5- Digamos, finalmente, que la prostitución desempeña un papel de “disco duro”, de memoria de un orden social opresivo, jerárquico y estratificado. El capitalismo necesita sostenerse sobre una sociedad sexista. El contrato sexual del patriarcado, estableciendo que haya “una mujer para cada hombre y unas cuantas a disposición de todos”, encierra todo el ADN de la desigualdad. El control del cuerpo de la mujer ha sido consustancial a todas las sociedades de clases que hemos conocido a lo largo de la historia. En su etapa financiarizada y globalizada, el capitalismo está llevando esa opresión – como ya ha hecho con el clima – a un punto crítico para el destino de la humanidad.

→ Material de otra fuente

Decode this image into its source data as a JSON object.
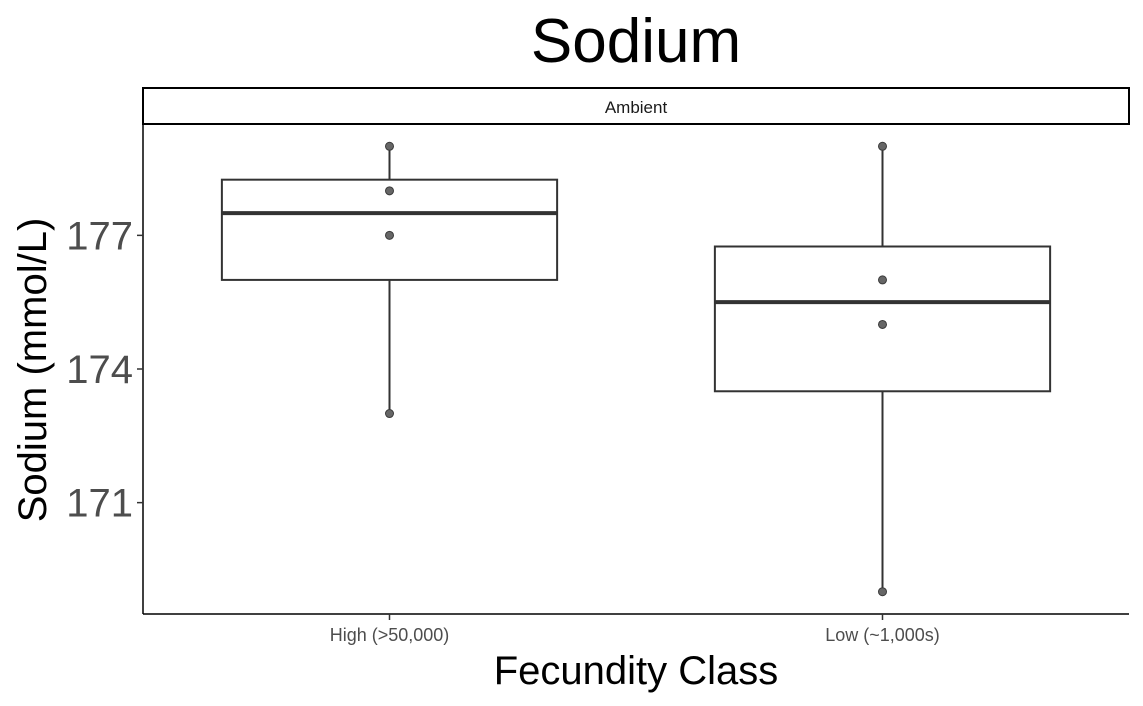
{
  "chart_data": {
    "type": "boxplot",
    "title": "Sodium",
    "facet": "Ambient",
    "xlabel": "Fecundity Class",
    "ylabel": "Sodium (mmol/L)",
    "categories": [
      "High (>50,000)",
      "Low (~1,000s)"
    ],
    "y_ticks": [
      171,
      174,
      177
    ],
    "ylim": [
      168.5,
      179.5
    ],
    "boxes": [
      {
        "category": "High (>50,000)",
        "whisker_low": 173,
        "q1": 176,
        "median": 177.5,
        "q3": 178.25,
        "whisker_high": 179
      },
      {
        "category": "Low (~1,000s)",
        "whisker_low": 169,
        "q1": 173.5,
        "median": 175.5,
        "q3": 176.75,
        "whisker_high": 179
      }
    ],
    "points": [
      {
        "category": "High (>50,000)",
        "values": [
          179,
          178,
          177,
          173
        ]
      },
      {
        "category": "Low (~1,000s)",
        "values": [
          179,
          176,
          175,
          169
        ]
      }
    ],
    "grid": false,
    "legend": "none"
  }
}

No voy a insistir sobre la necesidad de un giro de nuestros gobiernos – y del conjunto de la Unión Europea – hacia el abolicionismo. No veo otras políticas progresistas posibles mas que aquellas que se inspiren en la filosofía del modelo nórdico, el primero en desplazar el foco sobre los hombres y poner el dedo en la llaga: sin demanda, no hay prostitución. Y es hora de que los hombres demos un paso al frente. En especial los jóvenes, hoy en riesgo de ser educados sexualmente por una pornografía cada vez más violenta y pedofilizada que no cesa de reproducir una imagen degradada, cosificada y mutilada de la mujer. “Rehúso tener que soportar la vergüenza de ser un hombre, de ser un sexo destructor y criminal – dice Olivier Manceron. Rehúso tener un sexo armado, un instrumento concebido para conquistar, someter y dominar. Rehúso verme obligado a asumir el estatuto de matón, de kapo, de esclavista o de verdugo desde mi más tierna infancia. Esa virilidad siembra el horror y la desgracia.”
No sabemos cual será el semblante de una nueva masculinidad – si es que las futuras generaciones dan en llamarla así – basada en el respeto, la ternura, la curiosidad y el deseo de compartir, surgida de la impugnación del mandato patriarcal. No sabemos muy bien a qué se asemejará una sexualidad por fin emancipada de su tiranía. Que sea acorde con nuestros sueños y potencialidades depende de que sepamos rebelarnos contra la barbarie que nos rodea. La abolición de la prostitución se ha convertido en la nueva frontera de la humanidad en pos de si misma.